6. You teach as well as write, what is the biggest lesson you’ve learnt from teaching others?

One of the best things you can do for another person is listen to them and understand where they’re coming from. All good teaching proceeds from that point. I’ve also learned that students at uni pay more attention when you bring free chocolates.

7. If one of our readers wanted to start writing poetry, what would be your top three tips to them?

  1. Read more than you write.
  2. Don’t censor yourself too much early on and don’t be afraid to write about what you know, even if you think the place you come from isn’t very interesting.
  3. With every topic, ask yourself: ‘why do I care about this?
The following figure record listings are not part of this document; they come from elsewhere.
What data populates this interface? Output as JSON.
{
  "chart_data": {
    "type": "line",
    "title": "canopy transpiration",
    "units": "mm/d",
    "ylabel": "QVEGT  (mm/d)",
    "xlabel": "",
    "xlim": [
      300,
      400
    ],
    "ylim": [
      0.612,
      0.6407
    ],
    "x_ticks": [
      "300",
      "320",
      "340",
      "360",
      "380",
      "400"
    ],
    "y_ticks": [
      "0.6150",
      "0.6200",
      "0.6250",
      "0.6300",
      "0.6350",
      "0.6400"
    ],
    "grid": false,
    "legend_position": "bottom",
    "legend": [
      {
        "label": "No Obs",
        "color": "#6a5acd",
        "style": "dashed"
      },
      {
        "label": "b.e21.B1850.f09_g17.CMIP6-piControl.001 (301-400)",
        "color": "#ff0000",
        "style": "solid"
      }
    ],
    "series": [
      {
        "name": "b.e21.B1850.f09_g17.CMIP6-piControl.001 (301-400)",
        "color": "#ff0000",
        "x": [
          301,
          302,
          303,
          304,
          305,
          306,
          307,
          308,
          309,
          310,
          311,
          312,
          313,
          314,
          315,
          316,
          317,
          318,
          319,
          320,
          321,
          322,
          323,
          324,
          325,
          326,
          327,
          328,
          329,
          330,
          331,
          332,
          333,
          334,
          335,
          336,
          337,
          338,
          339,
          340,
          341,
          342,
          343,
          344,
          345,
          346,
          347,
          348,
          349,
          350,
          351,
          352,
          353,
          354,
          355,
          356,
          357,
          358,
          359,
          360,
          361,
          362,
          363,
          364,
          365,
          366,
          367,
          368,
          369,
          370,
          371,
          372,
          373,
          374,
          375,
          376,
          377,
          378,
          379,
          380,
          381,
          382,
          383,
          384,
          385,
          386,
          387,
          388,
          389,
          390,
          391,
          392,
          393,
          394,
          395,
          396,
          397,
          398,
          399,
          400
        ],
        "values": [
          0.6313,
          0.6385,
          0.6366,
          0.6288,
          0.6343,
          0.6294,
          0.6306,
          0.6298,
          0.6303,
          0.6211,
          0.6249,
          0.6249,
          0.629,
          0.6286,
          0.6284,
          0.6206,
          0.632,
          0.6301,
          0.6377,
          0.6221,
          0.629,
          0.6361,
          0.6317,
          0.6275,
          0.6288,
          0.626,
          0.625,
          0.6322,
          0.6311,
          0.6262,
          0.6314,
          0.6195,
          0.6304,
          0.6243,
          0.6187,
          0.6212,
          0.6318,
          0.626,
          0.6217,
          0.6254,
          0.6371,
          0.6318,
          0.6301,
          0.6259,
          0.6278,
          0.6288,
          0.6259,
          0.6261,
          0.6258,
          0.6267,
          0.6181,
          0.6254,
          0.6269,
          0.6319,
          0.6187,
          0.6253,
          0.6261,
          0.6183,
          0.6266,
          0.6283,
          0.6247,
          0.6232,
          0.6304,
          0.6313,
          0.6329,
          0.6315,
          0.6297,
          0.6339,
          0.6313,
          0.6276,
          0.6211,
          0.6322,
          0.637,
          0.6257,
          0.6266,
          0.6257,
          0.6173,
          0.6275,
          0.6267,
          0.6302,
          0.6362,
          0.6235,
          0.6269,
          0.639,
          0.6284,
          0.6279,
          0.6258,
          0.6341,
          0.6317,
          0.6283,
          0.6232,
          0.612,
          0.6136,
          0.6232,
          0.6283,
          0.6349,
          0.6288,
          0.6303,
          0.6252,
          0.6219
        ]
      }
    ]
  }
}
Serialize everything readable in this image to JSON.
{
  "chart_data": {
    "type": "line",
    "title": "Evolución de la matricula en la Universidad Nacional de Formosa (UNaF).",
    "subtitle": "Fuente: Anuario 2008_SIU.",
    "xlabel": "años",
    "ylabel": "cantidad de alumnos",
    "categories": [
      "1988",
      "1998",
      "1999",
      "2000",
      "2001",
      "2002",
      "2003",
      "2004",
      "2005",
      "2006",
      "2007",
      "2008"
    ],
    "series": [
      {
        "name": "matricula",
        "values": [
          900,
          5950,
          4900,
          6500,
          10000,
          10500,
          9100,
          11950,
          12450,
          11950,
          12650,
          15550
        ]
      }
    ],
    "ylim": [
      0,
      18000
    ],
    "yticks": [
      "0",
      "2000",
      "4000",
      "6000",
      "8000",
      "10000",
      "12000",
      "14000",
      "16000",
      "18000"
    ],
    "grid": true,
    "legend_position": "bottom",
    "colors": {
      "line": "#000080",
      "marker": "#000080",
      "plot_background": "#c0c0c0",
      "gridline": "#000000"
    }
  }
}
What can I say about this that perhaps nobody else could?’

 

8. Often, one of the biggest stumbling blocks to someone writing is finding the time – how do you fit in writing, work and your passions?

Helen chilling with John Cooper Clarke.

With enormous difficulty and a lot of caffeine. Seriously, time management is something I struggle with a lot (like many people). I have a tendency to say ‘yes’ to everything and not leave enough time for the things I really want to do.

I’ve always found that poems insist though – even when I’m crazily busy, an idea will come to me when I’m on the bus, or driving, or walking to work, or sitting in a staff meeting (don’t tell my employers!).

If it really needs to be written, it will be.

A lot of writers I know worry about needing to write every single day, but I’ve never been like that really. I like to let my poems mature like a really smelly (but hopefully tasty) cheese, or perhaps a bottle of red wine. Often when I actually have the time to write, I produce rubbish.

9. What are you favourite words? Give us three.

Whippet, lochan, Viognier.

10. You’re one of the judges on The Man Booker Prize – what’s the experience of judging been like?

It was amazing – I read hundreds of translated novels from around the world and got to discuss them in depth with writers I respect. My biggest tip for anyone entering a competition would be not to try and second-guess the judges. When I judge poetry competitions, I’m often drawn to things I know I could never, ever write myself.